This paper states an estimation method for lawn grass lengths or ground conditions based on random forest algorithm from the observation data obtained by fusion of sensors. This estimation relates to Digital Twin and Virtual Twin of Hybrid Twin approach for the autonomous driving of robotic lawn mowers. The robotic lawn mowers are becoming popular with the advent of efficient sensors and embedded systems and we are now developing a practical autonomous driving and its group control algorithm for large lawn grass areas. However, one of the important functions of robotic lawn mower, that is, the length of lawn grasses or such ground conditions as dirt, gravel, or concrete, etc., are not recognized precisely with the current robotic lawn mower. As a result, the motor for cutting lawn grasses is running with constant rotation speed from the beginning to the end of operation of robotic lawn mower. This leads to the waste of battery and gives a large drawback for the control of robotic lawn mower.
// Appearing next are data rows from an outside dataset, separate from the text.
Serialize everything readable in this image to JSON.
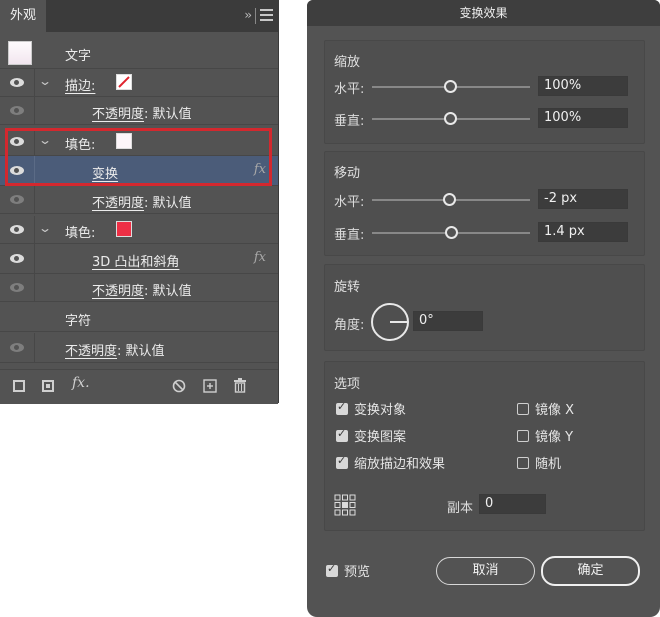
{
  "appearance": {
    "tab_label": "外观",
    "collapse_glyph": "››",
    "rows": {
      "text": "文字",
      "stroke": "描边:",
      "stroke_opacity_label": "不透明度",
      "stroke_opacity_value": ": 默认值",
      "fill1": "填色:",
      "transform": "变换",
      "fill1_opacity_label": "不透明度",
      "fill1_opacity_value": ": 默认值",
      "fill2": "填色:",
      "bevel": "3D 凸出和斜角",
      "fill2_opacity_label": "不透明度",
      "fill2_opacity_value": ": 默认值",
      "character": "字符",
      "opacity_label": "不透明度",
      "opacity_value": ": 默认值"
    },
    "fx_glyph": "fx",
    "bottom_fx_glyph": "fx.",
    "colors": {
      "fill_white": "#fdf6fa",
      "fill_red": "#ee2f45",
      "selection": "#4b5c79",
      "highlight_box": "#d3282e"
    }
  },
  "dialog": {
    "title": "变换效果",
    "scale": {
      "title": "缩放",
      "h_label": "水平:",
      "h_value": "100%",
      "v_label": "垂直:",
      "v_value": "100%"
    },
    "move": {
      "title": "移动",
      "h_label": "水平:",
      "h_value": "-2 px",
      "v_label": "垂直:",
      "v_value": "1.4 px"
    },
    "rotate": {
      "title": "旋转",
      "angle_label": "角度:",
      "angle_value": "0°"
    },
    "options": {
      "title": "选项",
      "transform_objects": "变换对象",
      "transform_patterns": "变换图案",
      "scale_strokes": "缩放描边和效果",
      "reflect_x": "镜像 X",
      "reflect_y": "镜像 Y",
      "random": "随机",
      "copies_label": "副本",
      "copies_value": "0"
    },
    "preview_label": "预览",
    "cancel_label": "取消",
    "ok_label": "确定"
  }
}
In order to precisely control the rotation speed of motor and save the battery, the lawn grass lengths and ground conditions are estimated by using the effective sensor data. The application of random forest algorithm to the fusion of sensors on a commercial robotic lawn mower attained more than 90% correct estimation ratio in several experiments on actual lawn grass areas. Now, the suggested algorithm and the fusion of sensors are evaluated against wide range of lawn and grounds.
随机森林算法在自动割草机草坪草长估计中的应用与分析
本文提出了一种基于随机森林算法的基于传感器融合观测数据的草坪草长或地面状况估计方法。这一估计涉及到割草机机器人自动驾驶的数字双胞胎和虚拟双胞胎混合双胞胎方法。随着高效传感器和嵌入式系统的出现,机器人割草机越来越受欢迎,我们现在正在开发一种实用的自动驾驶及其大型草坪草坪的群控制算法。然而,机器人割草机的一个重要功能,即草坪草的长度或诸如污垢,砾石或混凝土等地面条件,目前的机器人割草机并不能准确识别。这样,割草电机从机器人割草机工作开始到结束都以恒定转速运行。这导致了电池的浪费,给割草机机器人的控制带来了很大的缺点。为了精确控制电机转速和节省电池,利用有效的传感器数据估计草坪草长和地面情况。将随机森林算法应用于商用割草机机器人的传感器融合,在实际草坪草坪上进行了多次实验,获得了90%以上的估计正确率。现在,该算法和传感器融合在大范围的草坪和地面上进行了评估。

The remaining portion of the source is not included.